E’ su questi alimenti che si è concentrato una studio dell’Università dell’Illinois, pubblicato su Journal of Food Science and Technology. La ricerca propone una revisione della letteratura accademica sul valore della riduzione del sodio nel pane. Secondo gli esperti, il metodo più semplice è semplicemente ridurre la quantità di sale nel prodotto. Ma non è l’unico passaggio. A volte si punta sulla modifica fisica, per tentare di ingannare le papille gustative con una distribuzione non uniforme del sale nel prodotto, quasi come un inganno per le papille gustative. L’obiettivo in questo caso è alternare strati densi e leggermente salati, per arrivare a determinare un effetto nel gusto con meno sale. Un terzo metodo prevede la sostituzione del sodio con altre sostanze, come cloruro di magnesio, cloruro di calcio o cloruro di potassio. Il quarto metodo infine prevede la modifica del sapore con esaltatori di gusto come erbe e spezie o altre sostanze.

Consigli per chi fa il pane in casa? Puntate su ricette specifiche a basso contenuto di sale, visto che è possibile comunque fare ottime pagnotte anche con minori quantitativi di cloruro di sodio. Ad esempio il pane ai cereali, o insaporito con spezie ed erbe.

Come abituarsi a ridurre il sale

In condizioni normali il nostro organismo elimina giornalmente da 0,1 a 0,6 grammi di sodio e questa quantità va reintegrata con la dieta. Ma è sul fronte dell’introito che dobbiamo migliorare. Pensate che dimezzare da 10 a 5 grammi al giorno il nostro consumo abituale di sale riduce del 23 % il pericolo di avere un ictus e riduce del 17 % il pericolo di avere una malattia del cuore.

Ridurre la quantità di sale che si consuma giornalmente non è difficile, soprattutto se la riduzione avviene gradualmente. Infatti il nostro palato si adatta facilmente, ed è quindi possibile rieducarlo a cibi meno salati. Entro pochi mesi, o addirittura settimane, questi stessi cibi appariranno saporiti al punto giusto, mentre sembreranno troppo salati quelli conditi nel modo precedente.

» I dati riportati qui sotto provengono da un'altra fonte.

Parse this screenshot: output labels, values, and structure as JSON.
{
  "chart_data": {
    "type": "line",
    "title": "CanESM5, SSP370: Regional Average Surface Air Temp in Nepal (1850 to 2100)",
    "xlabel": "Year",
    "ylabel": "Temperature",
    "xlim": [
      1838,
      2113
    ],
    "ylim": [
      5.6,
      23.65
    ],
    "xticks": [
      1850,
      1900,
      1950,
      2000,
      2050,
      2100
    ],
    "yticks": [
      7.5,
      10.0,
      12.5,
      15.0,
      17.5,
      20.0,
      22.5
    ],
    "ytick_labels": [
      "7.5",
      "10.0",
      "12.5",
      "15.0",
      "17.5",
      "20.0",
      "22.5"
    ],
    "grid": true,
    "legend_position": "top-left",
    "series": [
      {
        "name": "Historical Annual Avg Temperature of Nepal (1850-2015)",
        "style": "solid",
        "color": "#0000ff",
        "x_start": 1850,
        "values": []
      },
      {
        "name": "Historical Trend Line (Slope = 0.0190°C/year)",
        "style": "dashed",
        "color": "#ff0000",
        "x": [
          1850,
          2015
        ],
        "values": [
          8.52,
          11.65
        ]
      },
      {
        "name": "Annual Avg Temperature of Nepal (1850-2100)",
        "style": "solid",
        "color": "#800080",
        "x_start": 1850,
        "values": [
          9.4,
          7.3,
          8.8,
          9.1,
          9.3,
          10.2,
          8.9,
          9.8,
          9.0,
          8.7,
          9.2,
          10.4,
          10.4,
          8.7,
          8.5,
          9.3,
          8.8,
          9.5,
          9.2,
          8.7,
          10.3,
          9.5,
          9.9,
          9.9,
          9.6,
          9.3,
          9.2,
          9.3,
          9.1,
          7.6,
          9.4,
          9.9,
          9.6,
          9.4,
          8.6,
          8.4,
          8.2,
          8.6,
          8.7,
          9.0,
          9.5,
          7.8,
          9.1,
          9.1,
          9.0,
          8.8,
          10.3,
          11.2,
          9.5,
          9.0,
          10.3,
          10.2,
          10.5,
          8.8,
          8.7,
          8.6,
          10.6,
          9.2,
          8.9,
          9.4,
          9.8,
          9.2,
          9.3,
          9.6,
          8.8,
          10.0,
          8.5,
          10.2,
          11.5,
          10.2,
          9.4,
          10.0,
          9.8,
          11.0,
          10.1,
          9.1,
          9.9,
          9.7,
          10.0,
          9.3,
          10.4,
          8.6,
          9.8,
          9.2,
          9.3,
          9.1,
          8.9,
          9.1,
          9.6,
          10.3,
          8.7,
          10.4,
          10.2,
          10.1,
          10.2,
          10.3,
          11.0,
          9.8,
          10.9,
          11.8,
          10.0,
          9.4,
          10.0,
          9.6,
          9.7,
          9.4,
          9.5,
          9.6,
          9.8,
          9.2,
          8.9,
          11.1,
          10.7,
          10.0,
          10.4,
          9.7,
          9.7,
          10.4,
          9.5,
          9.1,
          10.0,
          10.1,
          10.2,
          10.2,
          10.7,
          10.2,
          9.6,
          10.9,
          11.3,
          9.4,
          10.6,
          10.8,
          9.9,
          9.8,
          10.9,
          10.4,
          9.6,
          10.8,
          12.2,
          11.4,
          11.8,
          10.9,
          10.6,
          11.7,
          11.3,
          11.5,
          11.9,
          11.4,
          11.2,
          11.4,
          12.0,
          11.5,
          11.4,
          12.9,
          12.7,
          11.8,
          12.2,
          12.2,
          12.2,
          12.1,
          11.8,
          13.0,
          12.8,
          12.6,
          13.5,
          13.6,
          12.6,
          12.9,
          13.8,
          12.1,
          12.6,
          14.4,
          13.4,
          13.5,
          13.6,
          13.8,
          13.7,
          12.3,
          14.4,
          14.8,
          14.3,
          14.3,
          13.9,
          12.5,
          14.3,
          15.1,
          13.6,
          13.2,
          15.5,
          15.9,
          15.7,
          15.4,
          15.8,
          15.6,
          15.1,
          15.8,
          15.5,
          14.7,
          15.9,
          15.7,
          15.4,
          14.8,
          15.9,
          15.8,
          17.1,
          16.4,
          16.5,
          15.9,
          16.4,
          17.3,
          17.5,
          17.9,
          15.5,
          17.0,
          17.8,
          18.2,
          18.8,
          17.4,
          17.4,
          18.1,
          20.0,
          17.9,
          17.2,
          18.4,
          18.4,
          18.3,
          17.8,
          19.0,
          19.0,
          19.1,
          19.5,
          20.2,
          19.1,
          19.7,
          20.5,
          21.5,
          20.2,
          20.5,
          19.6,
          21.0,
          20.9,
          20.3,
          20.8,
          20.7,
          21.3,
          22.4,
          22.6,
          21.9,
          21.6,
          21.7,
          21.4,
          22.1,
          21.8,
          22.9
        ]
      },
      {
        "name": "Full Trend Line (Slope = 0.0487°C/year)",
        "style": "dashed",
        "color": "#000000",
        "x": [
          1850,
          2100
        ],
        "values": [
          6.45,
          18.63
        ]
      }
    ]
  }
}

Come comportarsi quindi? Ad esempio, oltre a controllare le etichette, conviene ridurre il consumo di piatti e sughi già pronti, limitando anche cibi ricchi di sodio come dado da brodo, salsa di soia, senape e altro. Ma è basilare anche limitare il sale aggiunto ai piatti, a partire dalla pasta in cottura. Abituiamoci ad utilizzare erbe aromatiche fresche, spezie o usando limone e aceto. Tra i formaggi, meglio preferire quelli freschi che hanno in genere meno sale, come del resto il latte e lo yogurt. Per gli snack ricordate di preferire frutta e vegetali, anche sotto forma di spremute e centrifughe.
In considerazione della stretta relazione tra sodio e potassio, infine, ricordiamo che è necessario valutare la assunzione alimentare non solo di sodio, ma anche di potassio. La maggior fonte alimentare di potassio si trova nella verdura e nella frutta e nei prodotti derivati dal latte e l’uso di prodotti alimentari confezionati, tra cui anche il pane, favorisce l’eccesso alimentare di sodio e la carenza di potassio. E’ stato inoltre dimostrato che un aumento del contenuto di potassio nella dieta ha un effetto favorevole su diversi fattori di rischio e sulle malattie cardiovascolari e per tale motivo le linee guida internazionali raccomandano un aumento del consumo regolare di verdura e frutta fresca proprio allo scopo di aumentare il contenuto di potassio nella dieta, anche in considerazione dello scarso apporto alimentare di potassio nella popolazione generale.